瑞珠在柜子里为秦可卿翻找换洗时,纳闷道。

说一半,陡然一顿,气呼呼站起来,拧眉瞪眼看向秦可卿。

“姑娘啊,他、他怎能这样下流下作!真真没羞没臊不要面皮了!”

瑞珠气得两眼通红。小宝珠一知半解,亦连连呸个不停。

秦可卿柳眉轻蹙,默然晃头。

这屋子平日落锁,那人既能寻人配了钥匙偷偷入内…

看着床榻、桌椅、箱柜里的衣裳,她不敢往下设想这里究竟还曾发生过什么腌臜龌蹉的阴私画面。

“罢了,西厢也放着一些,足够换洗就是,此处的东西都莫再碰了。”她淡淡道。

“等那位好转,可真真没处躲了。太过分啦!”瑞珠恨恨一句后,终是忍了气,叹道:“我跑得快,去给姑娘取鞋袜,姑娘歇一会儿罢。”

说完就跑下楼。

秦可卿脸上晌午的明媚尽皆消散,重又铺满黯然,赤着一双白皙的秀足,踩着地毯坐在大红酸枝贵妃椅上,怔怔失神。

眼神从武才人的宝镜,看向赵飞燕的金盘,盘子上盛着安禄山掷伤杨太真的木瓜。

武则天纵欲面首,杨玉环千古艳妃,熟读秦业藏书的她,怎么可能不懂内中深意。

还有被瑞珠说成西施帐的同昌公主联珠帐内,寿阳公主的榻。

如此种种,又岂是她之家世能用得起的物件?

贾珍隔三差五一件件送来,无非是想以此收了她的心,进而是整个人。

秦可卿有时也会去想,如果高门大户常有此类事,是不是好些无奈苦命的女子,半推半就便从了?最终随着某日事发,羞愧得一死了之?

‘世间女儿家的苦楚,真真便是‘半推半就’四字呢。’

无声凄笑,秦可卿觉得刚刚瑞珠的那句话,的的确确就是她将要面临的局面——等贾蓉好了,她又该躲去哪儿?

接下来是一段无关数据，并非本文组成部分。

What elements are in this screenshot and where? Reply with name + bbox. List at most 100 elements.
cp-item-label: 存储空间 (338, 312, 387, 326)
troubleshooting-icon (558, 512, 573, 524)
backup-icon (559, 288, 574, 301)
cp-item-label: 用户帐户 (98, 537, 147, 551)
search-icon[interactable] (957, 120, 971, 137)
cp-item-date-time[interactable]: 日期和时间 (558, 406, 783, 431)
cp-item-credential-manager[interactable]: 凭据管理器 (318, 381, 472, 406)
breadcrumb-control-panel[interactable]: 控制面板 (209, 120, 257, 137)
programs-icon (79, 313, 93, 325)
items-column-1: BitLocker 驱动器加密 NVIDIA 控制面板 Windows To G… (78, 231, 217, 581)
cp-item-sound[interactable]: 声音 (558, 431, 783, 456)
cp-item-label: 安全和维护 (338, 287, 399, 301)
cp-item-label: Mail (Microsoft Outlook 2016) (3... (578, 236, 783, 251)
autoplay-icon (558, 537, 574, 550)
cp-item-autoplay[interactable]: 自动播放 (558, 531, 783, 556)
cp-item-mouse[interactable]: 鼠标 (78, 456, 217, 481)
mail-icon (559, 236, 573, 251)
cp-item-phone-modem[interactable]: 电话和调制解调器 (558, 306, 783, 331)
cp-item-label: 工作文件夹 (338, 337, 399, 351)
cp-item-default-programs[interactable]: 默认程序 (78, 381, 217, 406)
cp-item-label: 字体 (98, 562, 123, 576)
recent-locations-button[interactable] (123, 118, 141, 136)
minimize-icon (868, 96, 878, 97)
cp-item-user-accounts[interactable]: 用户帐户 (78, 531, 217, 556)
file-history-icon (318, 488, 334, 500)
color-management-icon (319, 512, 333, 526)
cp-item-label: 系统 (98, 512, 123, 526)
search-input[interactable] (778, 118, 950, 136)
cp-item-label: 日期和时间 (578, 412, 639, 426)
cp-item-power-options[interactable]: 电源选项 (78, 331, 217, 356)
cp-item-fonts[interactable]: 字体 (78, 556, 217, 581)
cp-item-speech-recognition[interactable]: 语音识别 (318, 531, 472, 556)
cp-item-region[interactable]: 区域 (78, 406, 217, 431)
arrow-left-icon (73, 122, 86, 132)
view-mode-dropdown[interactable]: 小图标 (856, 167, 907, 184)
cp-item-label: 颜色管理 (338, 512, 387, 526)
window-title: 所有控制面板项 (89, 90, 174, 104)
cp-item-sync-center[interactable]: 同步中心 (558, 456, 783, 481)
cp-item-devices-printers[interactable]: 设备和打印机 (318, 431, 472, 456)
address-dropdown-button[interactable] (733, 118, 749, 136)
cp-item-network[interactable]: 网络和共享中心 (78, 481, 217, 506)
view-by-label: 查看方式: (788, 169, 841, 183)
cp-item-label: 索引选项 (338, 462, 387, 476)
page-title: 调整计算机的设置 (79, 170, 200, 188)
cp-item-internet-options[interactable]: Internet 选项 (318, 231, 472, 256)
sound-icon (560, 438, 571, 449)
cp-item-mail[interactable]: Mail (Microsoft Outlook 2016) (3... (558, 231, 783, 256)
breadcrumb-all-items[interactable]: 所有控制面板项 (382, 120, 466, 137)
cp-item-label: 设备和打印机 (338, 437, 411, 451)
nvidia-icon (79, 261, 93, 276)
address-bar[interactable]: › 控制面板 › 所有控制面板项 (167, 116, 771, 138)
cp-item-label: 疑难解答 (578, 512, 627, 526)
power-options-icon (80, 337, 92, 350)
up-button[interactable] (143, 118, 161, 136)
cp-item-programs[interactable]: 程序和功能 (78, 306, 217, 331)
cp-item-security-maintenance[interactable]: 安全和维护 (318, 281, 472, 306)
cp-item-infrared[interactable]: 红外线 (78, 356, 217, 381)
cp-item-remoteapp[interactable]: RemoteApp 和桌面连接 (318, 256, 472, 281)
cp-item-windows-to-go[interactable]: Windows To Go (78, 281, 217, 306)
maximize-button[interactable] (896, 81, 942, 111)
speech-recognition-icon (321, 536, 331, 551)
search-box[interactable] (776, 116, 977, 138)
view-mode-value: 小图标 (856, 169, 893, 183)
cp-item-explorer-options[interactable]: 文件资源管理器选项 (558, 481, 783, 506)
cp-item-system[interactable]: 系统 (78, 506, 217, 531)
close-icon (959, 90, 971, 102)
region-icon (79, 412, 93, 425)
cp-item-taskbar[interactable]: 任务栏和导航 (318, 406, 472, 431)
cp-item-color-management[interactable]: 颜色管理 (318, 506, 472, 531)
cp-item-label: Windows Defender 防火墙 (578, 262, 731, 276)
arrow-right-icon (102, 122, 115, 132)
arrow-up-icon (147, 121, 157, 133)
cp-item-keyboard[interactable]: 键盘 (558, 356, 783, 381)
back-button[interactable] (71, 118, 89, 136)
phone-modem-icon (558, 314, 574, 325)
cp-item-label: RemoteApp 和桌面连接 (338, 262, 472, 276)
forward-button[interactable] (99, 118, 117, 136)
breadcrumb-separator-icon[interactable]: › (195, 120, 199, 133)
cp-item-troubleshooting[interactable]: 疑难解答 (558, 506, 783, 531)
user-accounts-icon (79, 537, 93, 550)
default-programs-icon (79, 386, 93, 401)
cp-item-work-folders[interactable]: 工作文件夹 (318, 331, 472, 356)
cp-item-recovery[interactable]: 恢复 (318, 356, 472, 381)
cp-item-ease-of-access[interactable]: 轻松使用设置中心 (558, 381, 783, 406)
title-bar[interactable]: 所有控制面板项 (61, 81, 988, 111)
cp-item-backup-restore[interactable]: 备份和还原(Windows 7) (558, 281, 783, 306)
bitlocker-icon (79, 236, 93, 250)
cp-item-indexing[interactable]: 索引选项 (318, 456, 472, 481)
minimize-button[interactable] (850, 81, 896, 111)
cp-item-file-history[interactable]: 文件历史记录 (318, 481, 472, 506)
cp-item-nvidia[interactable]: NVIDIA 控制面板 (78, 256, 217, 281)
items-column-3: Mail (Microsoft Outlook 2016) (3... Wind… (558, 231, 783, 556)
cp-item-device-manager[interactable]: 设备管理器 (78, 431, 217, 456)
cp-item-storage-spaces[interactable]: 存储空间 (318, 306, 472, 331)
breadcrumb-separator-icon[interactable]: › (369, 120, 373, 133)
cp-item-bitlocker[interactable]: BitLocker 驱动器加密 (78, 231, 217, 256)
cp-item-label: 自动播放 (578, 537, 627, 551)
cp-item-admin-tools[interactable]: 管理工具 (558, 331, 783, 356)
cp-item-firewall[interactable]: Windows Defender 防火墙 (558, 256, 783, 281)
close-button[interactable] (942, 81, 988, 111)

这偌大一方宁国府,竟无一间能容她遮风挡雨、安身立命的屋子。

仰起俏脸,目光尽头是那根雕花名贵的木头梁子。

许是白绫三尺,一梦无痕,才是归处罢…

受她哀伤神色感染,小宝珠巴巴踱来,努着嘴儿,用力握住怅然失神的秦可卿的手,似要传递给她力量。

见此,可卿爱怜地帮她抚了抚凌乱的流苏,柔声道:“宝珠乖,过阵子我叫刘妈妈送你和瑞珠回家里伺候钟哥儿,到时吃不到这府里的零嘴儿糕点,会不会哭鼻子?”

任凭年纪再小,宝珠也从这话里听出些决绝意味,登时哇地一声投入可卿怀里:“小姐在哪儿我就在哪儿,我再不吃芙蓉糕了,小姐,咱回老爷家里吧,我不喜欢这儿。”

——噔噔噔

屋外传来上楼的脚步声,秦可卿本以为瑞珠竟跑得这般快,哪成想便听到一句怒喝:

“往哪儿去?!谁又是你的老爷!”

竟是贾珍!

霎时唬得宝珠收了泪、可卿白了脸。

贾珍抱着画卷推门而入,指着小宝珠瞪眼怒骂:“个没造化的丫头崽子,你家奶奶既入了门,岂还有唤“小姐”的道理?你脑子被狗吃了不成!明儿便赶你去人市重新发卖!”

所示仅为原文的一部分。